Im eigenen Interesse sollte der Radler zudem dafür sorgen, dass ihn andere Verkehrsteilnehmer zu jeder Tages- und Nachtzeit schnell erkennen können. Neben dem verkehrssicheren Fahrrad mit Beleuchtung eignet sich das Tragen reflektierender Kleidung. Eine Option ist die Warnweste, ein einfaches, aber sehr wirkungsvolles Mittel. Auch reflektierende Gurte oder Sticker verbessern die Sichtbarkeit. „Andererseits dürfen sich Pkw-Fahrer auf diese Vorsorge nicht verlassen. Ihre Wahrnehmung für Fahrradfahrer sollte stets geschärft sein – insbesondere an Kreuzungen“, sagt Spering.
Bei den lebensgefährlich verletzten Radfahrern ist das schwere Schädel-Hirn-Trauma die Hauptverletzung. „Jeder Fahrradfahrer sollte daher zu einem Schutzhelm greifen“, rät Fahrradunfallforscher und DGOU-Präventionsexperte Privatdozent Dr. Christian Juhra aus der Klinik für Unfall-, Hand und Wiederherstellungschirurgie am Universitätsklinikum Münster. Ein Fahrradhelm schützt den Kopf, indem er die Energie reduziert, die bei einem Aufprall auf den Schädel wirkt – Helmträger erleiden damit weniger schwere Kopfverletzungen. Im Jahr 2017 trugen 19 Prozent der Radler einen Helm. Das ist eine Steigerung von zwei Prozent gegenüber dem Vorjahr. 2010 waren es noch 9 Prozent. „Die steigende Akzeptanz für den Helm ist sehr positiv. Insgesamt sind es aber leider immer noch zu wenig Menschen, die einen Helm nutzen“, sagt Juhra.
Helm, Warnweste und einen Blick auf die Risiken im Straßenverkehr sind Maßnahmen, die Fahrradfahrer eigenverantwortlich sofort und jederzeit umsetzen können – die aber nicht jeden Unfall verhindern können. „Für mehr Sicherheit für Fahrradfahrer sind daher auch weitere Maßnahmen wie infrastrukturelle Änderungen im Verkehr nötig“, betont Spering.

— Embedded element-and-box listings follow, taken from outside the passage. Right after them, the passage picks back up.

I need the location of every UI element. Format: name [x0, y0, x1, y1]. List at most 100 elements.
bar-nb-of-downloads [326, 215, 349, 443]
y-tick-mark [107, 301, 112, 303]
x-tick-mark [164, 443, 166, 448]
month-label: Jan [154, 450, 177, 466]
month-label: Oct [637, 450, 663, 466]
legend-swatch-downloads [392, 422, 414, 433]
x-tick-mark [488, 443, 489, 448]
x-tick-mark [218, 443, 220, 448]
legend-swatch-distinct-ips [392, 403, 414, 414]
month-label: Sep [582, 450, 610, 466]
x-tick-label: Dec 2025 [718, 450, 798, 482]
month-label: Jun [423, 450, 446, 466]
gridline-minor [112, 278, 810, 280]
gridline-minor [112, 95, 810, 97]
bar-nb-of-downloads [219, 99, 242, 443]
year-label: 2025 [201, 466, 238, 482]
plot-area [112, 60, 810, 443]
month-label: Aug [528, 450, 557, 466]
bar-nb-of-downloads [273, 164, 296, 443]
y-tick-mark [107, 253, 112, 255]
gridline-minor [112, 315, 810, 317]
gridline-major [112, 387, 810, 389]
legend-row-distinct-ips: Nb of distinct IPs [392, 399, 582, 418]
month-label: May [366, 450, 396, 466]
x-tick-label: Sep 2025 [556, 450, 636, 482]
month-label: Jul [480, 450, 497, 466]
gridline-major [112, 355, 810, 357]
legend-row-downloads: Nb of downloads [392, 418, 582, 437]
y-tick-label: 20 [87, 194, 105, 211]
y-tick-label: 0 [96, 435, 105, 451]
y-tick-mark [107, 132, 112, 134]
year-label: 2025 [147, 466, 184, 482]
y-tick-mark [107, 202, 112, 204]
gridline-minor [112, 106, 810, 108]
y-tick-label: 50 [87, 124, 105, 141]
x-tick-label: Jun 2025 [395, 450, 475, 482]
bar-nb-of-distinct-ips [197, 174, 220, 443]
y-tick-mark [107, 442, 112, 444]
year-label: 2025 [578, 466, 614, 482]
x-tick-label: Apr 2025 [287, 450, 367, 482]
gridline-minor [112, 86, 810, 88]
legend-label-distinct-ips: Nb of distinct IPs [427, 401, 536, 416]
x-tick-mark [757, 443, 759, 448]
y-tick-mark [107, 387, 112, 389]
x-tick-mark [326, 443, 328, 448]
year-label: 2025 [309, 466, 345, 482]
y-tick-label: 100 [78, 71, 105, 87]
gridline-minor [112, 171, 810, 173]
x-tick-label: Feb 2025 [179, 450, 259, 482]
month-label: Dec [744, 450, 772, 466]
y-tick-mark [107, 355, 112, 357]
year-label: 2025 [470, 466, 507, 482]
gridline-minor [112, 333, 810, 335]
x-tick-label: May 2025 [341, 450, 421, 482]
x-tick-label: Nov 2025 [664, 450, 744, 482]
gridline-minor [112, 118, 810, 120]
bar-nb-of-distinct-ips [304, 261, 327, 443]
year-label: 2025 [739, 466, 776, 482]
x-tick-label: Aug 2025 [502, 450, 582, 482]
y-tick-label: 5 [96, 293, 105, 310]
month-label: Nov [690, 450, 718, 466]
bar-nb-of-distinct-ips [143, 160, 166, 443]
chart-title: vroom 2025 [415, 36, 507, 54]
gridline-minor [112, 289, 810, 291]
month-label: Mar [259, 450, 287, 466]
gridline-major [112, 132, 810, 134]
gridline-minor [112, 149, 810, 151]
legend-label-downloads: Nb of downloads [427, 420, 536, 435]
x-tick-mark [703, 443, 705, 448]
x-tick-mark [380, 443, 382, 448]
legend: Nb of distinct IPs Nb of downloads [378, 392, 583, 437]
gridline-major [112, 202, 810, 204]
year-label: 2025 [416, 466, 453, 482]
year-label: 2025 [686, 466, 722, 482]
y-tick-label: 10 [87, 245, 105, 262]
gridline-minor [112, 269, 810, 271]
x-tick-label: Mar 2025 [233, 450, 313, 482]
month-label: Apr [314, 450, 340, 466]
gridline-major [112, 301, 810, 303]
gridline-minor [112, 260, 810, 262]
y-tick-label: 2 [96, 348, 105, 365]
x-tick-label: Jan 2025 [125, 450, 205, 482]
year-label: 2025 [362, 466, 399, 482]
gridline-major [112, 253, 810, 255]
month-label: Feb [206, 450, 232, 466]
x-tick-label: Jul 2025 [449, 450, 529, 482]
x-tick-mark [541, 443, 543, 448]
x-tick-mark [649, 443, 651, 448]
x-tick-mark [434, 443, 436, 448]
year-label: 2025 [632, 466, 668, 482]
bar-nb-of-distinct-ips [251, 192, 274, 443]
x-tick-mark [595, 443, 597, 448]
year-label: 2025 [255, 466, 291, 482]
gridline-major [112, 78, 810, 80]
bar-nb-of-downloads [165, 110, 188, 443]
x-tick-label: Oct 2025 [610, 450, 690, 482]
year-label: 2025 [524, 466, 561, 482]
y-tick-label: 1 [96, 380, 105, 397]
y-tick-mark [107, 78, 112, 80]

Unfälle beim Abbiegen vermeiden durch Blickkontakt zwischen Fahrradfahrern und Autofahrern
Zum Start in die Fahrradsaison ist wieder eine erhöhte Aufmerksamkeit gegenüber Radlern notwendig – insbesondere an Kreuzungen. Hier sollten rechtsabbiegende Lkw- und Pkw-Fahrer und geradeaus fahrende Fahrradfahrer besser aufeinander achten und möglichst Blickkontakt miteinander aufnehmen. So können Radler sicher sein, dass sie von Rechtsabbiegern wahrgenommen werden und ihnen die zustehende Vorfahrt auch gewährt wird. Denn immer wieder kommt es zu Unfällen, bei denen Fahrzeugführer den Radler nicht oder zu spät erkennen und beim Abbiegen mit ihm zusammenstoßen. Darauf weist die Deutsche Gesellschaft für Orthopädie und Unfallchirurgie (DGOU) hin. Sie empfiehlt zudem: Helm auf und Warnweste oder Leuchttextilien an. „Eigenverantwortung und gegenseitige Fürsorge sind im Straßenverkehr unerlässlich“, sagt Prof. Dr. Joachim Windolf, stellvertretender DGOU-Präsident und Präsident der Deutschen Gesellschaft für Unfallchirurgie (DGU) sowie Direktor der Klinik für Unfall- und Handchirurgie der Universitätsklinik Düsseldorf.